Methods for calculation and experimental evaluation of nucleation and development of the fatigue damages in tin based babbitt and babbitt lining of plain bearings

Fatigue damage to babbitt layers of plain bearings is often manifested during operation. The goal of the study is to develop a model for accumulation of the fatigue damage and destruction of antifriction materials and layers of plain bearings. A generalized fatigue diagram of tin-based babbitts including the main stages of fatigue damage and a diagram of the fatigue damage development in the antifriction layer of plain bearings are presented. The generalized model of V. V. Bolotin for damage accumulation and destruction is modified with regard to antifriction materials containing rather large structural elements. An explicit (direct) modeling of damage processes appeared possible for such materials. The model describes dissipated accumulation of microcracks (interpreted as destruction of the elements of the material structure), initiation and development of a system of short cracks, initiation and development of macro-cracks up to the limit state of the object. The model suggests discretization of the volume into sections with constant levels of complex stress state and discretization of the time axis into the intervals (blocks of loading cycles).

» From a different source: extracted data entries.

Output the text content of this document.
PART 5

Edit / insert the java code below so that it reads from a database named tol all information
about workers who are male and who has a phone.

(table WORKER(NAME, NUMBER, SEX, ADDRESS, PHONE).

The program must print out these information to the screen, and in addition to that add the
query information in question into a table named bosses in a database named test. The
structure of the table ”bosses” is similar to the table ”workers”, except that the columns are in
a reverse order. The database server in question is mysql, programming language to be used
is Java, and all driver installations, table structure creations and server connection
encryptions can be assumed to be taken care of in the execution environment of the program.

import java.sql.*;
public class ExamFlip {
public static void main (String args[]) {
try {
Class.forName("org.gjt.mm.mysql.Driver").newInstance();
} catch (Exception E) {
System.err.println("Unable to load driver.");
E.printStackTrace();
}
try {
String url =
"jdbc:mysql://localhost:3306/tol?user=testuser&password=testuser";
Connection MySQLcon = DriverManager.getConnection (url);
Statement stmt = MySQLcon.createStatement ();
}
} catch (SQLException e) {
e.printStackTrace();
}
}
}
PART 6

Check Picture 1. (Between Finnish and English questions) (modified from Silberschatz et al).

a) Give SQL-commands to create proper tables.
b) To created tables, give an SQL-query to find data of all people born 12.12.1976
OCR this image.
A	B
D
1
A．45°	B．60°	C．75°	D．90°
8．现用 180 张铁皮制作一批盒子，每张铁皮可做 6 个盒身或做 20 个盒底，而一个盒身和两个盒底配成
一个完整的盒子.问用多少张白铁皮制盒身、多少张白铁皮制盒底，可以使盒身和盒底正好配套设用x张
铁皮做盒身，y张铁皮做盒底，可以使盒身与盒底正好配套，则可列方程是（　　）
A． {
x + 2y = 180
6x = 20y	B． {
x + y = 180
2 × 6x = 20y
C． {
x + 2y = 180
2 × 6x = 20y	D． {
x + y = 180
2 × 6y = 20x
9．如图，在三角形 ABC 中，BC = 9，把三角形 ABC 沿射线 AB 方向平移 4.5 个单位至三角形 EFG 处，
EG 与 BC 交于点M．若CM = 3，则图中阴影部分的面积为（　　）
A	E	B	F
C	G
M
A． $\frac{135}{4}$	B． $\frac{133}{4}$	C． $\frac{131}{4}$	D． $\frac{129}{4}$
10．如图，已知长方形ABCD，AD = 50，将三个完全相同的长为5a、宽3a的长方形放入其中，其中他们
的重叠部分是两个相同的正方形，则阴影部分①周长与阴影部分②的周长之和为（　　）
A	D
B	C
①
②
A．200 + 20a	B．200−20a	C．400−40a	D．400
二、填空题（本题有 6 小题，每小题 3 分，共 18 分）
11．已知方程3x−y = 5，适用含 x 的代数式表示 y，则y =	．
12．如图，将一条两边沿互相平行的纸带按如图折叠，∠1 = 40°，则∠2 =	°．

The problem of identifying the parameters of a multistage model of the fatigue damage accumulation in the alloy is solved proceeding from the analysis of the results of testing babbitt specimens. We used the simplest optimization procedure, i.e., the method of deformable polyhedron. The parameters of the power function in the dependence of the rate of microdamage accumulation on the level of stresses are obtained. The parameters of the initiation and development of the crack system in the babbitt layer are obtained from the analysis of experimental results of studying steel-babbitt samples. The problem of calculating the durability of antifriction babbitt layers required the development of a new software. The program is examined by comparing calculated and experimental values of the durability of fatigue-tested bearing specimens forced against a rotating shaft by varying cyclic load. The calculated values of the durability match the experimental which confirms the performance of the calculated model.